As he came to understand what war can do to people, Yevhen lost his ability to work at the frontline, much like many of his colleagues who had been covering the Russian-Ukrainian war for the previous eight years.
“Many of them broke down,” Yevhen explains, “because once, they could have gone to the Donbas, made a report and came back to live their idle and peaceful life in Kyiv. But now a missile can hit you in your own apartment. My colleagues from Babel are mostly very young people who want to go and work at the frontline. But I know that each person has their own reserve capacity. The older you get, the more frightening it becomes, for you have already seen a unit of fifty with just a couple of legs left for all of them after a missile shelling. The older you are, the more empathetic you get to be. You can feel the pain of the families of the perished soldiers, and this makes you very sensitive. I cry at least once a week. It’s good that you are still able to cry.”
He considers the lack of empathy to be the biggest problem of the Western media, which formerly had had a good reputation in Ukraine.
“The Westerners are not doing journalism; they are just morons. They can, for example, stick a microphone into the faces of a fallen serviceman’s family who are carrying the wreath at his funeral, and start inquiring about their feelings. There’s plenty of this. We, on the contrary, try to be ethical. Nobody’s perfect, of course, but our journalists work 24/7, make reports, listen to people and one another. It’s an incredible professional training.”
Yevhen himself now sleeps between two and a half and four hours daily: an hour in the morning, afternoon, evening, and the night. Over and above journalism, he has a lot of volunteer work. His memory has begun to fail him, so now he keeps his daily to-do list in a phone application and a few notebooks. His RAM, as he jokingly claims, has been reduced to 1 MB, ‘like that of an old Nokia phone with the flashlight’.

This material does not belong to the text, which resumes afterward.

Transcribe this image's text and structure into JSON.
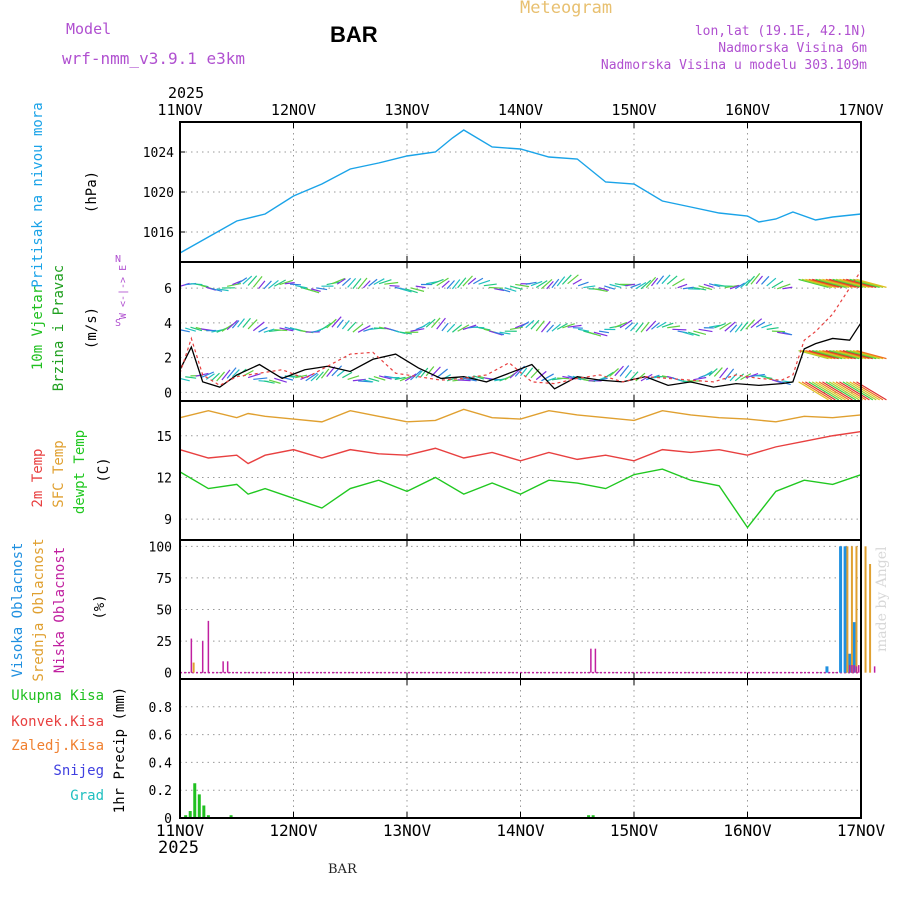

“Each time you go to sleep nowadays you think of whether there’ll be time to do something in case of a nuclear strike,” says Yevhen, either in jest or seriously. “We’re all frightened 24/7. This is our life in war. I could have left Ukraine even before the invasion but decided to stay. I’ve already fled Luhansk once, and don’t want to lose Kyiv too. We all blamed ourselves for leaving Luhansk in 2014: what if we’d stayed and given the Russians a good fight? Maybe the city would be free today? So now I definitely have to stay involved and keep acting.”